The TuGraph Graph Learning Module is a graph learning module based on a graph database that provides four sampling operators: Neighbor Sampling, Edge Sampling, Random Walk Sampling, and Negative Sampling. These operators can be used to sample vertices and edges in a graph to generate training data. The sampling process is performed in a parallel computing environment, providing high efficiency and scalability.

After sampling, the obtained training data can be used to train a model that can be used for various graph learning tasks such as prediction and classification. Through training, the model can learn the relationships between vertices and edges in the graph, allowing for prediction and classification of new vertices and edges. In practical applications, this module can be used to handle large-scale graph data such as social networks, recommendation systems, and bioinformatics.

2. Run Process

The TuGraph graph learning module samples graph data in TuGraph, and the sampled vertices and edges are used as graph learning features for learning and training.

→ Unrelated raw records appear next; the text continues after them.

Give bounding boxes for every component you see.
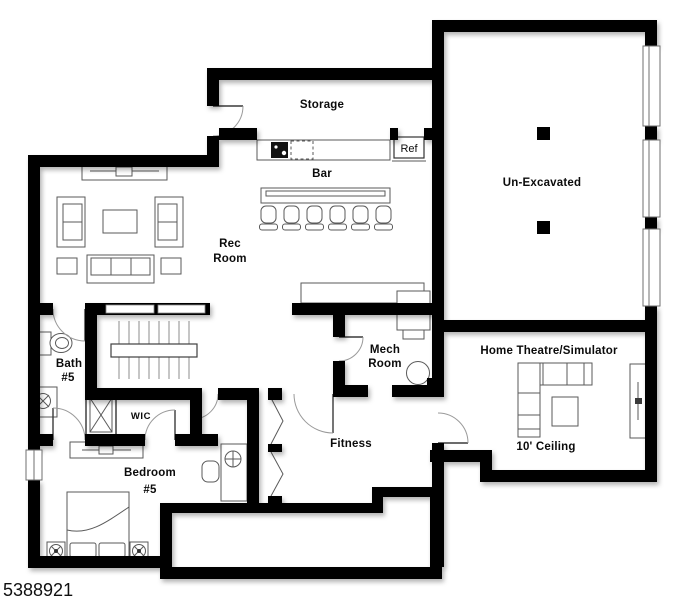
end-table-left-icon	[57, 258, 77, 274]
bar-back-counter-icon	[257, 140, 390, 160]
mech-room-door-icon	[339, 337, 363, 361]
coffee-table-icon	[103, 210, 137, 233]
bedroom5-label-line2: #5	[143, 484, 157, 496]
bedroom5-label-line1: Bedroom	[124, 467, 176, 479]
shower-icon	[86, 394, 116, 436]
support-column-icon	[537, 221, 550, 234]
bedroom-window-icon	[26, 450, 42, 480]
loveseat-left-icon	[57, 197, 85, 247]
fitness-label: Fitness	[330, 438, 372, 450]
window-icon	[643, 140, 660, 217]
sofa-icon	[87, 255, 154, 283]
storage-label: Storage	[300, 99, 344, 111]
furniture-layer	[31, 127, 650, 560]
ottoman-icon	[552, 397, 578, 426]
end-table-right-icon	[161, 258, 181, 274]
home-theatre-label: Home Theatre/Simulator	[480, 345, 618, 357]
water-heater-icon	[407, 362, 430, 385]
bed-icon	[67, 492, 129, 557]
rec-room-label-line1: Rec	[219, 238, 241, 250]
window-icon	[643, 229, 660, 306]
stair-handrail-icon	[111, 344, 197, 357]
un-excavated-label: Un-Excavated	[503, 177, 581, 189]
bar-sink-icon	[271, 142, 288, 158]
mech-room-label-line2: Room	[368, 358, 401, 370]
ceiling-note-label: 10' Ceiling	[516, 441, 575, 453]
support-column-icon	[537, 127, 550, 140]
loveseat-right-icon	[155, 197, 183, 247]
rec-room-label-line2: Room	[213, 253, 246, 265]
staircase-icon	[111, 321, 197, 379]
floor-plan-drawing: Storage Ref Bar Rec Room Un-Excavated Ba…	[0, 0, 683, 600]
bath5-label-line1: Bath	[56, 358, 82, 370]
desk-chair-icon	[202, 461, 219, 482]
desk-icon	[221, 444, 247, 501]
window-icon	[643, 46, 660, 126]
home-theatre-door-icon	[438, 413, 468, 443]
floor-plan-page: Storage Ref Bar Rec Room Un-Excavated Ba…	[0, 0, 683, 600]
wic-label: WIC	[131, 411, 151, 422]
bar-stools-icon	[260, 206, 393, 230]
dishwasher-icon	[291, 141, 313, 159]
fitness-door-icon	[294, 394, 333, 433]
mech-room-label-line1: Mech	[370, 344, 400, 356]
refrigerator-label: Ref	[400, 143, 418, 155]
bath5-label-line2: #5	[61, 372, 75, 384]
bar-label: Bar	[312, 168, 332, 180]
bath-south-door-icon	[53, 408, 85, 440]
bar-counter-icon	[261, 188, 390, 203]
listing-number: 5388921	[3, 580, 73, 600]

The operation process is shown in the figure below:

Alt text

3. TuGraph compilation and data preparation

For TuGraph compilation, please refer to: Compile Execute in the build/output directory:

cp -r ../../test/integration/data/ ./ && cp -r ../../learn/examples/* ./

This command copies the relevant files of the dataset to the build/output directory.

4. Data Import

Please refer to Data Import for data import.

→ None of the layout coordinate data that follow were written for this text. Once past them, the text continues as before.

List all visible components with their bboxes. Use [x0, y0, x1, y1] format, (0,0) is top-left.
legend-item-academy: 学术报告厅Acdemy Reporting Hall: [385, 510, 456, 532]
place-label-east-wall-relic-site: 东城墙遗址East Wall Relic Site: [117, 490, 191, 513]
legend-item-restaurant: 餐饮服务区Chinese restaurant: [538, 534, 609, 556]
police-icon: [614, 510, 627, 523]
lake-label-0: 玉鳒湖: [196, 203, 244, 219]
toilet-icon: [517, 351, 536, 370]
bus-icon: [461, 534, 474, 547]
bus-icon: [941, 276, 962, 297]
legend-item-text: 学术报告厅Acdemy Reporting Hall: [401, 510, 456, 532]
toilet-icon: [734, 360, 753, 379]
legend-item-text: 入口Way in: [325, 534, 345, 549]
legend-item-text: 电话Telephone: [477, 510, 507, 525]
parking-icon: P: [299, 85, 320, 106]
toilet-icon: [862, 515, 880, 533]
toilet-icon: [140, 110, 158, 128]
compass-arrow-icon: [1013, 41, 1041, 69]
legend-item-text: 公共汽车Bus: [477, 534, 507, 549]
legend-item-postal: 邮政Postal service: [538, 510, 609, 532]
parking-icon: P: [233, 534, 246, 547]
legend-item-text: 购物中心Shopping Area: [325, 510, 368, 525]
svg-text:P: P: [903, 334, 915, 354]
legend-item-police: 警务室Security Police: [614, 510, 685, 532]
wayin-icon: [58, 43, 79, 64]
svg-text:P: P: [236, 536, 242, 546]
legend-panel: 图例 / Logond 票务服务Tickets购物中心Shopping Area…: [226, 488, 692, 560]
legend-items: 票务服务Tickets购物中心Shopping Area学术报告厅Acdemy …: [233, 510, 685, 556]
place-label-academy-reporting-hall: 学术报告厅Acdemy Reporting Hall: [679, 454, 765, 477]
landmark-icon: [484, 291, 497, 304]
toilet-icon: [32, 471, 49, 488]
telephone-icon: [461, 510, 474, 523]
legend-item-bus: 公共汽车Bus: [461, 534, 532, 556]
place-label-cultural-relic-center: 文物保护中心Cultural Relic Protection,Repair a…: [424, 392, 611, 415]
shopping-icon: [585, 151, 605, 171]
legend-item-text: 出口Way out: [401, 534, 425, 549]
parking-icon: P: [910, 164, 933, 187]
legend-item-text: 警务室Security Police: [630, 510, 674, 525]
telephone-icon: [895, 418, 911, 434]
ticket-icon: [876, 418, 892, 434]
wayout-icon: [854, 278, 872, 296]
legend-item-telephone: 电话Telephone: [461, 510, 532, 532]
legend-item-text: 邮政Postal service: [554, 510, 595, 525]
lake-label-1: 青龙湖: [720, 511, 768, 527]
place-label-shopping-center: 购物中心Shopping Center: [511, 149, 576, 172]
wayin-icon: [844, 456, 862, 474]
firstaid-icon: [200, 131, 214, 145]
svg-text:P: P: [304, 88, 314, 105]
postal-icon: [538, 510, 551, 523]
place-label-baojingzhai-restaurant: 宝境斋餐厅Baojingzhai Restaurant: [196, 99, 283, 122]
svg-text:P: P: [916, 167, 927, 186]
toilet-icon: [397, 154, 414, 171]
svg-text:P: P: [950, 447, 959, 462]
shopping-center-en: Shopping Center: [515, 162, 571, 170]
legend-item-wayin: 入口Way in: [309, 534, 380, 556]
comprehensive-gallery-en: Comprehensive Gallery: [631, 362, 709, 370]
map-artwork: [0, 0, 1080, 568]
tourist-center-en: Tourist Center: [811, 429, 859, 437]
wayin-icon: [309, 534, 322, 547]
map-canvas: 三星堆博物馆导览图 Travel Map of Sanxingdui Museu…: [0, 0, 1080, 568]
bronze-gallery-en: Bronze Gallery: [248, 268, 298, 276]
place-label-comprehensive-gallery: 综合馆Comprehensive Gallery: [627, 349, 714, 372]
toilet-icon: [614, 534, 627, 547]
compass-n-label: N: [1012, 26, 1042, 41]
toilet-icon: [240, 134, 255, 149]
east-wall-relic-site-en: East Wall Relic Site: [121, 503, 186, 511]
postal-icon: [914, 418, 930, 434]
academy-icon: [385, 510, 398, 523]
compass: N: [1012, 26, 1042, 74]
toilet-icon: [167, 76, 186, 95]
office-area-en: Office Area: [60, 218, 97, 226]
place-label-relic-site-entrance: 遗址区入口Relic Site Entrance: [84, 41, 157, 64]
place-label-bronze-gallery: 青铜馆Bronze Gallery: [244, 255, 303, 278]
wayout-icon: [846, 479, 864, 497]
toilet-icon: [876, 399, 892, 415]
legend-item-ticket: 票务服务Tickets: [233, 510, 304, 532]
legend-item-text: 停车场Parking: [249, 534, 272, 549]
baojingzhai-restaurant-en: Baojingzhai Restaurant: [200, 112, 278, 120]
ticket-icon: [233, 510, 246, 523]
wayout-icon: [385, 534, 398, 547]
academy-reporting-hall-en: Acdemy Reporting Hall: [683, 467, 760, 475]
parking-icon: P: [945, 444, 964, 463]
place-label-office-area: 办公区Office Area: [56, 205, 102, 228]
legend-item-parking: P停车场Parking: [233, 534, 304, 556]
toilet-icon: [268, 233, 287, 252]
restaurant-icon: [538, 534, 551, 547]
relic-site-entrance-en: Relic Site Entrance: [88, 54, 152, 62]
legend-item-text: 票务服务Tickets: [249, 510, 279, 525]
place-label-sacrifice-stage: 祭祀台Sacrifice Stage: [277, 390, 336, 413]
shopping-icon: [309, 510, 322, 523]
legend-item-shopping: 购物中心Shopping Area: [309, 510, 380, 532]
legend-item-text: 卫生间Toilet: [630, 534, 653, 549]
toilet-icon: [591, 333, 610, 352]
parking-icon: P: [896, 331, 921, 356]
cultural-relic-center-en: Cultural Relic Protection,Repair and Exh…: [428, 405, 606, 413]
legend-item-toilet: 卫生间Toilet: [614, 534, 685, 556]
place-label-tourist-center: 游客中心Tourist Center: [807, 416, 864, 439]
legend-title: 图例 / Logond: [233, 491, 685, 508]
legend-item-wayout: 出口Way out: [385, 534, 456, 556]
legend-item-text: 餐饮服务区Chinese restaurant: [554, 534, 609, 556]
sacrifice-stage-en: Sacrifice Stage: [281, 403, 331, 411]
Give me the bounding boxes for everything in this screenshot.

Taking the cora dataset as an example for the import process:

Execute in the build/output directory:

./lgraph_import -c ./data/algo/cora.conf --dir ./coradb --overwrite 1

Where cora.conf is the graph schema file representing the format of the graph data. coradb is the imported graph data file name representing the storage location of the graph data.

5. Feature Conversion

Since the features in graph learning are generally represented as long float arrays, TuGraph does not support loading float array types, so they can be imported as string types and converted to char* for subsequent storage and access, and the implementation details can refer to the feature_float.cpp file.

The specific execution process is as follows:

Compile the imported plugin in the build directory.(Skip if TuGraph has been compiled):

make feature_float_embed

Execute in the build/output directory:

./algo/feature_float_embed ./coradb

Then the conversion can be performed.

6. Sampling Operators and Compilation

TuGraph implements an operator for obtaining the full graph data and four sampling operators at the cython layer, as follows:

6.1.Sampling Operator Introduction

Sampling Operator

Sampling Method

GetDB

Get the graph data from the database and convert it into the required data structure

Neighbor Sampling

Sample the neighboring nodes of the given node to obtain the sampling subgraph

Edge Sampling

Sample the edges in the graph according to the sampling rate to obtain the sampling subgraph

Random Walk Sampling

Conduct a random walk based on the given node to obtain the sampling subgraph

Negative Sampling

Generate a subgraph of non-existent edges

6.2.Compilation

Skip if TuGraph has been compiled. Execute in the tugraph-db/build folder:

make -j2

Or execute in the tugraph-db/learn/procedures folder:

python3 setup.py build_ext -i

Once the algorithm so is obtained, it can be used by importing it in Python.

7. Model Training and Storage

TuGraph calls the cython layer operator at the Python layer to implement graph learning and training.

The usage of the TuGraph graph learning module is as follows:

Execute in the build/output folder:

python3 train_full_cora.py --model_save_path ./cora_model

Then training can be performed.

If the final printed loss value is less than 0.9, the training is successful. So far, the graph model training is completed, and the model is saved in the cora_model file.

8. Model Loading

model = build_model()
model.load_state_dict(torch.load(model_save_path))
model.eval()

Before using a saved model, it is necessary to load it first. In the code above, the trained model is loaded using the provided code.

After loading the model, we can use it to make predictions and classifications for new vertices and edges. For prediction, we can input one or multiple vertices and the model will output corresponding prediction results. For classification, we can input the whole graph, and the model will classify the vertices and edges in the graph to achieve the task goal.

Using a trained model can save time and resources compared to retraining the model. Additionally, since the model has already learned the relationships between vertices and edges in the graph, it can adapt well to new data and improve the accuracy of predictions and classifications.